The mall is humming most days. It is filled with businesses.
“There were 12 dark spaces in here when we took over,” Knoll said. “They're all full.”
How did they pull that off?
“Just from the good vibes of Black Sheep,” Knoll said. “A pillar in the community. That and hard work.”
It is home to Planet Fitness where Sears once stood, and Macy’s remains an anchor tenant.
Recent arrivals include Bear Paw Cookies, Macadamia Coffee and Memory Gems.
Water World, also owned by the Knolls, is under construction at the east end of the mall, and will feature everything related to water activities.
“We're gonna do a ton of business in the water sports,” Knoll said. “We sell 6,000 inner tubes every year and 1,000 kayaks."

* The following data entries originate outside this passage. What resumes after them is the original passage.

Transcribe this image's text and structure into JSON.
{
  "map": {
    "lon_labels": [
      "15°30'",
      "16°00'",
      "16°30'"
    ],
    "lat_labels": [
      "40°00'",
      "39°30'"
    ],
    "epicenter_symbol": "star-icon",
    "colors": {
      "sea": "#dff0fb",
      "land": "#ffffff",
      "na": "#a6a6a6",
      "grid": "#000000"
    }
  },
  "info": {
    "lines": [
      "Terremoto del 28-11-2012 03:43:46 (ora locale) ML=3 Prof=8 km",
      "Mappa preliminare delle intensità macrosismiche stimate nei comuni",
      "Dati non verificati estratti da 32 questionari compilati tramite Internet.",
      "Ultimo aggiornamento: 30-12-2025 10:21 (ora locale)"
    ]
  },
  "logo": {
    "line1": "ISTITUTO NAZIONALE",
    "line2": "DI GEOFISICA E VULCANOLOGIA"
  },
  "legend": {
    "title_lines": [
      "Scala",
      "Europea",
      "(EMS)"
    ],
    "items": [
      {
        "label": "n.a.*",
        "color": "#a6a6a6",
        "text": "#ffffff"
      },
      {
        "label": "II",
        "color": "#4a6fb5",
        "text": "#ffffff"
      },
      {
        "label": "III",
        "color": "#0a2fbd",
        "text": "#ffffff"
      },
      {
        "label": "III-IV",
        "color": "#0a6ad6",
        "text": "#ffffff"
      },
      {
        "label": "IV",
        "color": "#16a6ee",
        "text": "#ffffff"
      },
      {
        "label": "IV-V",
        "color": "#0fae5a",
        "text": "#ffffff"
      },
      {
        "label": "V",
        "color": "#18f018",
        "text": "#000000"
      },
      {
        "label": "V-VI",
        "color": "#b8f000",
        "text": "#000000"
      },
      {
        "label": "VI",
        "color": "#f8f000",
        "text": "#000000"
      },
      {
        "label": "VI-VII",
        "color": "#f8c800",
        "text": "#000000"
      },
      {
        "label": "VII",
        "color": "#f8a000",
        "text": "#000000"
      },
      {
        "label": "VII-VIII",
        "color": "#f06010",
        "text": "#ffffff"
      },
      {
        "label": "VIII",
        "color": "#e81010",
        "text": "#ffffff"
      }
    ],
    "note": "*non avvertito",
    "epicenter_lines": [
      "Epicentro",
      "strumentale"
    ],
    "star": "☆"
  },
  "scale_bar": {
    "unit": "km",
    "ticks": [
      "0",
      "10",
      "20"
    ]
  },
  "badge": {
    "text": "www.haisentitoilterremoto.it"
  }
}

The Knolls are firm believers in concept stores that offer a specific line of products, such as Knives and Optics, Hydration Station and American Heritage, all of which are Black Sheep stores.
“When you go into a concept store, your focus is on buying a particular product,” Knoll said.
He is proud of Black Sheep’s influence.
“This is the heartbeat of the mall, right here," he said. "It brings the people in. Everybody’s business is up since we’ve been here."
Their work is not done.
Knoll hopes to attract a few big names in the food industry to the mall property along Government Way and Canfield Avenue, like In-N-Out Burger and Chick fil-A. Trader Joe's is on his wish list.
“Our dreams are big,” he said.
Even for his golf cart.
He'll soon be driving a new, six-passenger model, bigger and better.
“I’ll be giving people rides all over,” he said, laughing.